Written by guest blogger, Julia Tutino
For many high school students, summertime is all about living in the moment, but for a dozen Delone Catholic students, the Summer of 2010 was all about living in the past. For seven weeks this summer, these students worked in the school archives, creating a digital record of the school's 70-year history.
Social Studies teacher Julia Tutino established the Squire Legacy Club during the 2009-10 school year. "Several students had told me that they would love to study history in college, but they didn't want to teach. They didn't realize that there are all sorts of positions out there for public historians," says Tutino, "I thought that by taking care of the school's history - their own history - that I could show them what historians do, rather than just tell them about it."
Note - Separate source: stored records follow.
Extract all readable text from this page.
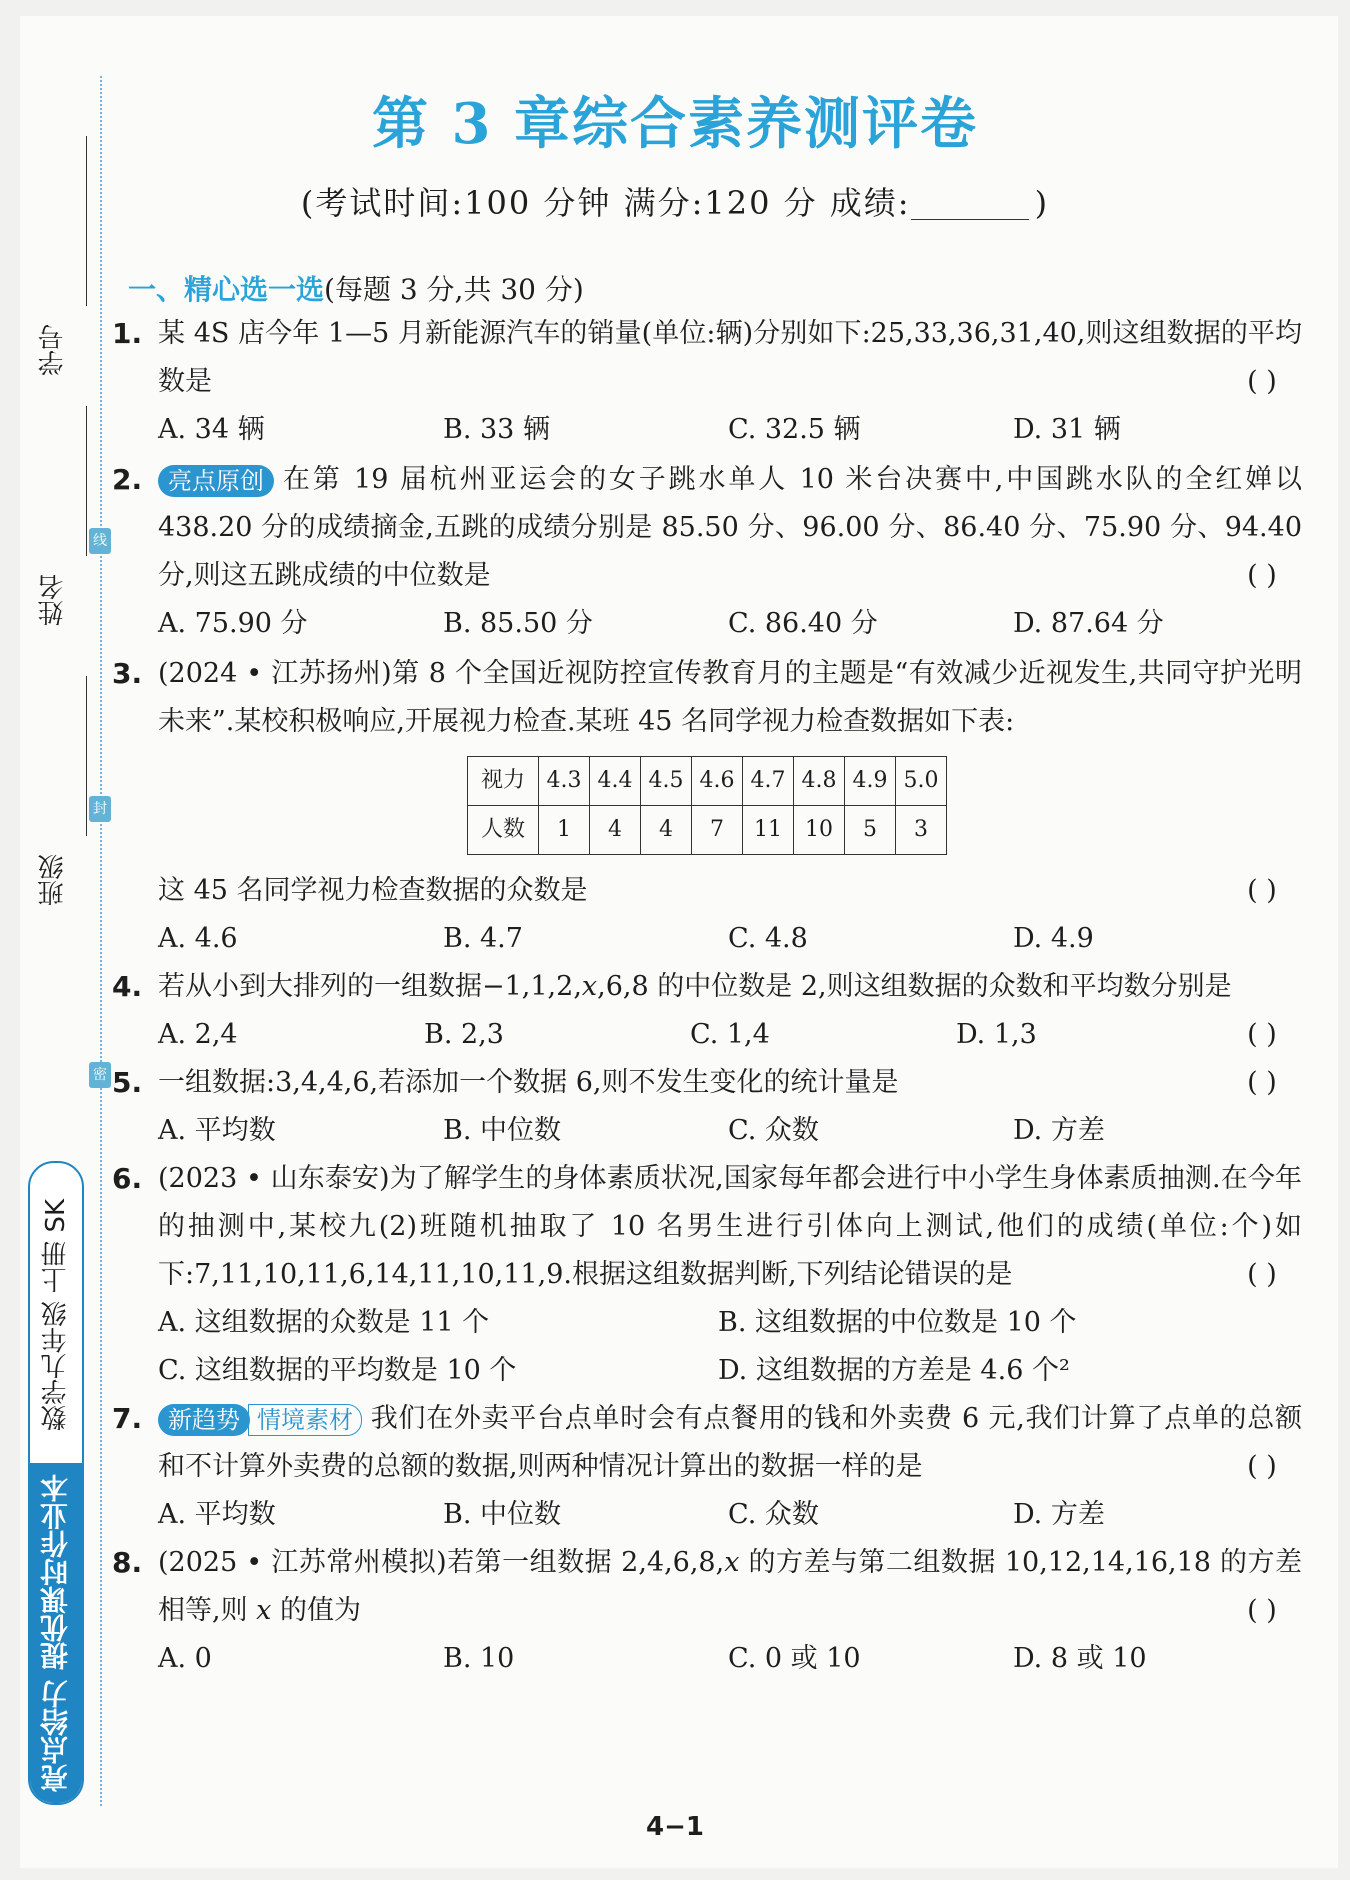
线
封
密
学号
姓名
班级
数学九年级 上册 SK
亮点给力 提优课时作业本
第 3 章综合素养测评卷
(考试时间:100 分钟 满分:120 分 成绩:	)
一、精心选一选(每题 3 分,共 30 分)
1. 某 4S 店今年 1—5 月新能源汽车的销量(单位:辆)分别如下:25,33,36,31,40,则这组数据的平均数是	( )
A. 34 辆	B. 33 辆	C. 32.5 辆	D. 31 辆
2.	亮点原创 在第 19 届杭州亚运会的女子跳水单人 10 米台决赛中,中国跳水队的全红婵以 438.20 分的成绩摘金,五跳的成绩分别是 85.50 分、96.00 分、86.40 分、75.90 分、94.40 分,则这五跳成绩的中位数是	( )
A. 75.90 分	B. 85.50 分	C. 86.40 分	D. 87.64 分
3. (2024 • 江苏扬州)第 8 个全国近视防控宣传教育月的主题是“有效减少近视发生,共同守护光明未来”.某校积极响应,开展视力检查.某班 45 名同学视力检查数据如下表:
视力	4.3	4.4	4.5	4.6	4.7	4.8	4.9	5.0
人数	1	4	4	7	11	10	5	3
这 45 名同学视力检查数据的众数是	( )
A. 4.6	B. 4.7	C. 4.8	D. 4.9
4. 若从小到大排列的一组数据−1,1,2,x,6,8 的中位数是 2,则这组数据的众数和平均数分别是
( )
A. 2,4	B. 2,3	C. 1,4	D. 1,3
5. 一组数据:3,4,4,6,若添加一个数据 6,则不发生变化的统计量是	( )
A. 平均数	B. 中位数	C. 众数	D. 方差
6. (2023 • 山东泰安)为了解学生的身体素质状况,国家每年都会进行中小学生身体素质抽测.在今年的抽测中,某校九(2)班随机抽取了 10 名男生进行引体向上测试,他们的成绩(单位:个)如下:7,11,10,11,6,14,11,10,11,9.根据这组数据判断,下列结论错误的是	( )
A. 这组数据的众数是 11 个	B. 这组数据的中位数是 10 个
C. 这组数据的平均数是 10 个	D. 这组数据的方差是 4.6 个²
7.	新趋势 情境素材 我们在外卖平台点单时会有点餐用的钱和外卖费 6 元,我们计算了点单的总额和不计算外卖费的总额的数据,则两种情况计算出的数据一样的是	( )
A. 平均数	B. 中位数	C. 众数	D. 方差
8. (2025 • 江苏常州模拟)若第一组数据 2,4,6,8,x 的方差与第二组数据 10,12,14,16,18 的方差相等,则 x 的值为	( )
A. 0	B. 10	C. 0 或 10	D. 8 或 10
4−1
Throughout the school year, Miss Tutino and the students in the club purchased archival quality boxes for the deteriorating scrapbook collection, which had been diligently assembled by volunteers over the years. They also conducted interviews with some of the first students to walk the halls of Delone Catholic and began research for exhibits that they created for display during the celebration of Delone Catholic`s 70th anniversary earlier this month.
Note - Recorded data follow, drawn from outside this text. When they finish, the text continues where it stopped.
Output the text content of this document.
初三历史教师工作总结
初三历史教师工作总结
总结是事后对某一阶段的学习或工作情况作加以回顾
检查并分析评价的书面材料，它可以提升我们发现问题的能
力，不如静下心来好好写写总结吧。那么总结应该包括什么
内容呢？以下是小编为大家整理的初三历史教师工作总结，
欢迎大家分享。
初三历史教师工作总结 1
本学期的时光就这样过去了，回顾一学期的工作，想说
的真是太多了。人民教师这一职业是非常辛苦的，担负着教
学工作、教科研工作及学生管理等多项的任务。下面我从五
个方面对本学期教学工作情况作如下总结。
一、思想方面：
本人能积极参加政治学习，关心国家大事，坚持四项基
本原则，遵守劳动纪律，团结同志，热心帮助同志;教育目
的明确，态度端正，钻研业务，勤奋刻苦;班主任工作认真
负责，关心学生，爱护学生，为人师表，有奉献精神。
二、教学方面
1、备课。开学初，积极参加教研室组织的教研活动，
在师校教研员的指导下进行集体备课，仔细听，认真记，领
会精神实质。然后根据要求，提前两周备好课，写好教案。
The Squire Legacy Club visited homerooms just prior to summer vacation. With hands covered by cotton gloves, they carefully carried a copy of The Oak from 1928 to each class. That copy of The Oak, which was the yearbook for Delone Catholic`s predecessor, Central Catholic, is the oldest item in the school archives.
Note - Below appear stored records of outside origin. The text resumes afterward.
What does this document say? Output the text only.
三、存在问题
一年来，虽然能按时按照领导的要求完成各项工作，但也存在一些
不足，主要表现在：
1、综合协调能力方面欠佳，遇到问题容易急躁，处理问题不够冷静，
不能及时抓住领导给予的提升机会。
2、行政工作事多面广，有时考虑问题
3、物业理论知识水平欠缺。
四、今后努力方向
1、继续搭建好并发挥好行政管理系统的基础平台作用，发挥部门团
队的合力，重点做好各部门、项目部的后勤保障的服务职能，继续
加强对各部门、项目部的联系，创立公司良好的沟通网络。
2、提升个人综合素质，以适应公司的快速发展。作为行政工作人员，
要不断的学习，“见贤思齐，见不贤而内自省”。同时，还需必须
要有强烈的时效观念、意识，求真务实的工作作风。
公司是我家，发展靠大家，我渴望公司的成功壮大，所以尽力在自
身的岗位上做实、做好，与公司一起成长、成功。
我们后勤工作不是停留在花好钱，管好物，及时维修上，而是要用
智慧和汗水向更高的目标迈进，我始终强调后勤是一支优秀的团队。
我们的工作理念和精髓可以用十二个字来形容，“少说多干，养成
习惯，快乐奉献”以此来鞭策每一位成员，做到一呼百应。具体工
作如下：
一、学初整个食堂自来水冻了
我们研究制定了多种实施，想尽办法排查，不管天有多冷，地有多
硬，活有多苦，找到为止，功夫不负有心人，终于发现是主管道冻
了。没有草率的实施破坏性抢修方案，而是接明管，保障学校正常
After that round of "show-and-tell", recruiting students to help with the summer digitization project was easier than they expected. Nathaniel Post, class of 2011, signed up to work on the summer project because he needed to earn school service hours, but after working on several projects, he said, "I don't think a lot of other students in school know about its history. It's interesting, and I think they would want to hear about it."
In all, twelve students worked on the archives project this summer, totaling more than 270 hours. Two students, Alexander Arigo, class of 2011, and Kasey Myers, class of 2013, came in nearly every day. Arigo, a senior who plans to study public history, used digital photography to preserve the scrapbook collection.
"Through researching and reading old artifacts I have learned to capture the exact feel of something," said Arigo, "Archives have also opened up the door for a lot of people to rediscover our heritage and tradition."
He has also learned lessons that he will apply to other school activities. "In the yearbook, it is important to get all the facts right and not leave anything out, like peoples' names. It serves more value to put in the time to make it right the first time."
Myers became an expert at scanning yearbooks and taught the process to other volunteers. While the digitization process has only just begun, the students were able to create over 7,100 images in just seven weeks. The Squire Legacy Club will continue to work on digitization throughout the 2010-11 school year, and again next summer.